Bill C-16, an act to amend the Canadian Human Rights Act and the Criminal Code added “gender identity or expression” to the former as a protected characteristic, and to the latter in the context of hate speech and sentencing for hate crimes. This is key because if a crime or offence is proved to be motivated by hate or bias, courts can take that motivation into consideration during sentencing.

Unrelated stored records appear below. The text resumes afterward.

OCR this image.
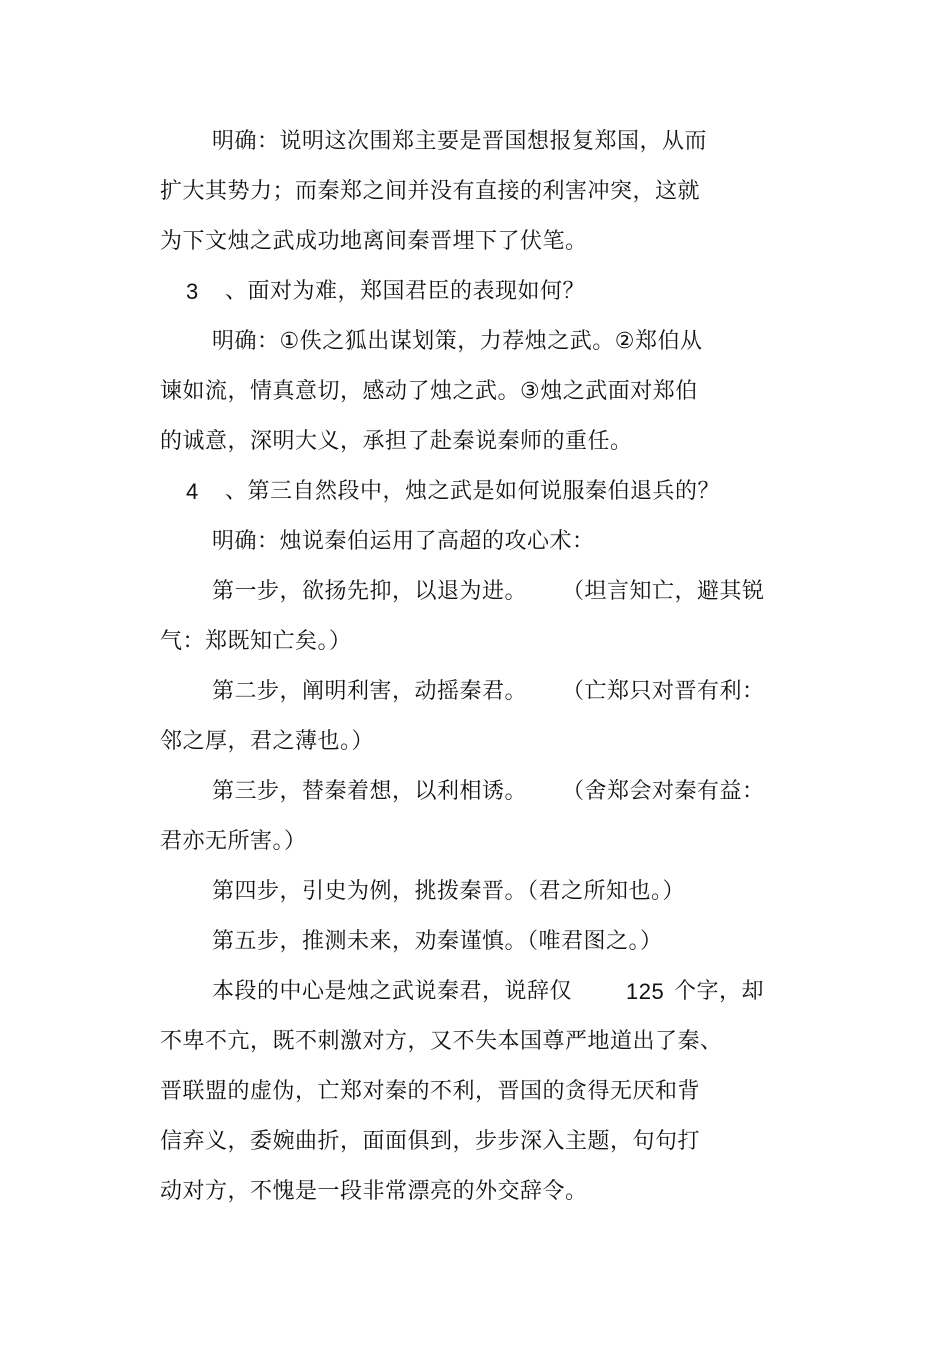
明确：说明这次围郑主要是晋国想报复郑国，从而
扩大其势力；而秦郑之间并没有直接的利害冲突，这就
为下文烛之武成功地离间秦晋埋下了伏笔。
3 、面对为难，郑国君臣的表现如何？
明确：①佚之狐出谋划策，力荐烛之武。②郑伯从
谏如流，情真意切，感动了烛之武。③烛之武面对郑伯
的诚意，深明大义，承担了赴秦说秦师的重任。
4 、第三自然段中，烛之武是如何说服秦伯退兵的？
明确：烛说秦伯运用了高超的攻心术：
第一步，欲扬先抑，以退为进。 （坦言知亡，避其锐
气：郑既知亡矣。）
第二步，阐明利害，动摇秦君。 （亡郑只对晋有利：
邻之厚，君之薄也。）
第三步，替秦着想，以利相诱。 （舍郑会对秦有益：
君亦无所害。）
第四步，引史为例，挑拨秦晋。（君之所知也。）
第五步，推测未来，劝秦谨慎。（唯君图之。）
本段的中心是烛之武说秦君，说辞仅 125 个字，却
不卑不亢，既不刺激对方，又不失本国尊严地道出了秦、
晋联盟的虚伪，亡郑对秦的不利，晋国的贪得无厌和背
信弃义，委婉曲折，面面俱到，步步深入主题，句句打
动对方，不愧是一段非常漂亮的外交辞令。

“I have so much privilege,” reflects Nelson. “I am able-bodied, I am white. I live in a country and in a space where I'm allowed to have these conversations, where I'm allowed to stand up and say, ‘This isn't right. This isn't okay, I deserve more than this.’ My humanity, in this regard, is protected, and thank goodness for that. Because if this had happened six years ago, my gender identity and gender expression would not yet have been protected by our human rights code.”
Trans rights are workers' rights
Work is a place we have to be. We can’t walk out the door when we want to, and we can’t control the people we have to work with. These are just some reasons why workplace protections against discrimination and harassment are so important.
If you’re a precarious worker, or a worker with an identity that is marginalized, you’re especially vulnerable. Interestingly, in Nelson’s case, it was because this discrimination occurred specifically in the workplace that they were empowered to take action.
“I'm in an environment that is protected,” says Nelson. “Most public spaces are not, in that way. If somebody made some comment to me on the street, I can't take them to court. It's not against the law to throw a slur at somebody, unfortunately. But in a work environment and workplace, I am protected — or I should be.”
This demonstrates what we already know: the workplace has tremendous power as a space for advocacy.
“I think if Jessie had had a union, there would have been a potential for a grievance because this is clearly harassing behaviour,” says Smith. “So many restaurant workers, there's no union in place, so that avenue wasn't available.”
Nelson tells Our Times that they’ve actually never had the opportunity to work in a unionized environment. As in any other industry, but particularly in one where workers tend to be underpaid, exploited, and precarious, unionization offers protections that benefits all workers — especially those who our society marginalizes.
As we say, a rising tide lifts all boats.
Haseena Manek is a freelance journalist based in Ottawa, and the Online Community and Outreach Coordinator for Our Times.